I appreciated Herman’s review of the history of the Post-traumatic Stress Disorder diagnosis. From labeling traumatized people as ‘hysterics’ in the late 1800s, to Freud’s cover-up on his findings on childhood sexual abuse and then insisting that “women imagined and longed for the abusive sexual encounters of which they complained,” to the stigmatization and disrespect of veterans in the early 1900s. It wasn’t until the 1970s that crisis centers became available for sexual assault victims. Helping those that are suffering or dealing with prolonged reactions to traumatic events have a history of being shamed and disbelieved, their abuse covered up or disregarded, and tragically misunderstood.
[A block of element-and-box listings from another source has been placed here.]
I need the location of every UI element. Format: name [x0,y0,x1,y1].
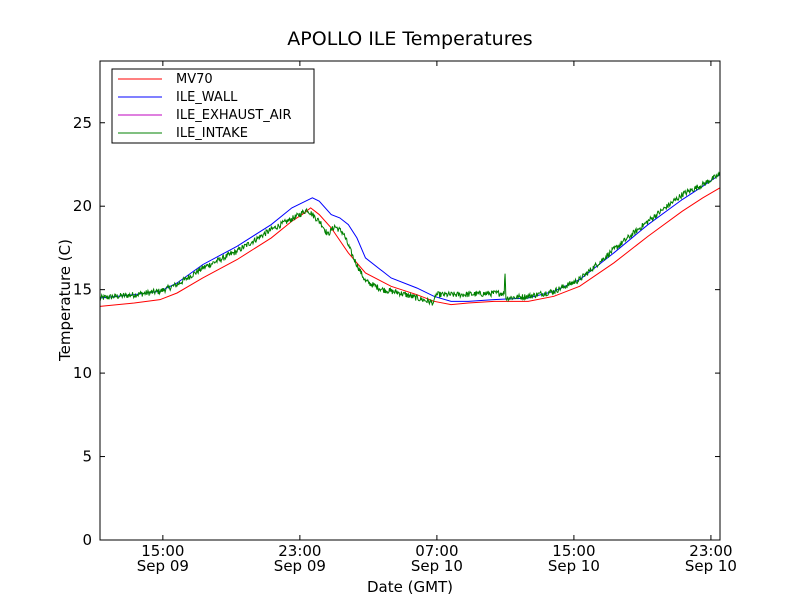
x-tick-label-date: Sep 10 [685,557,737,575]
x-tick-label-date: Sep 09 [274,557,326,575]
y-axis-label: Temperature (C) [56,239,74,362]
series-line-mv70 [99,187,721,307]
series-line-ile-intake [99,171,721,306]
x-tick-label-time: 15:00 [552,542,595,560]
y-tick-label: 0 [82,531,92,549]
x-tick-label-date: Sep 10 [411,557,463,575]
y-axis: 0 5 10 15 20 25 [73,114,720,549]
y-tick-label: 5 [82,448,92,466]
legend-label-ile-exhaust-air: ILE_EXHAUST_AIR [176,108,292,123]
legend-label-mv70: MV70 [176,72,213,87]
x-tick-label-time: 23:00 [278,542,321,560]
x-axis-label: Date (GMT) [367,578,453,596]
legend-label-ile-wall: ILE_WALL [176,90,238,105]
legend: MV70 ILE_WALL ILE_EXHAUST_AIR ILE_INTAKE [111,68,315,144]
x-tick-label-time: 23:00 [689,542,732,560]
legend-label-ile-intake: ILE_INTAKE [176,126,248,141]
x-tick-label-time: 15:00 [141,542,184,560]
y-tick-label: 25 [73,114,92,132]
plot-frame [99,60,721,541]
x-tick-label-time: 07:00 [415,542,458,560]
chart-title: APOLLO ILE Temperatures [287,28,532,50]
y-tick-label: 15 [73,281,92,299]
x-tick-label-date: Sep 10 [548,557,600,575]
x-tick-label-date: Sep 09 [137,557,189,575]
y-tick-label: 10 [73,364,92,382]
plot-lines [99,171,721,307]
y-tick-label: 20 [73,197,92,215]
legend-box [111,68,315,144]
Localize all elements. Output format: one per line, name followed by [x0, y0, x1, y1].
It was Victor Frankl, a psychologist and Nazi concentration camp survivor that said, “An abnormal response to an abnormal situation is normal behavior.” History tells me that we have not had the grace and validation for those that are experiencing post-traumatic symptoms. I am encouraged, however, to know a host of people, mentors, professionals, and organizations that are currently helping people recover from trauma, providing a sense of normalcy to their responses, and courageously listening to their stories without judgment.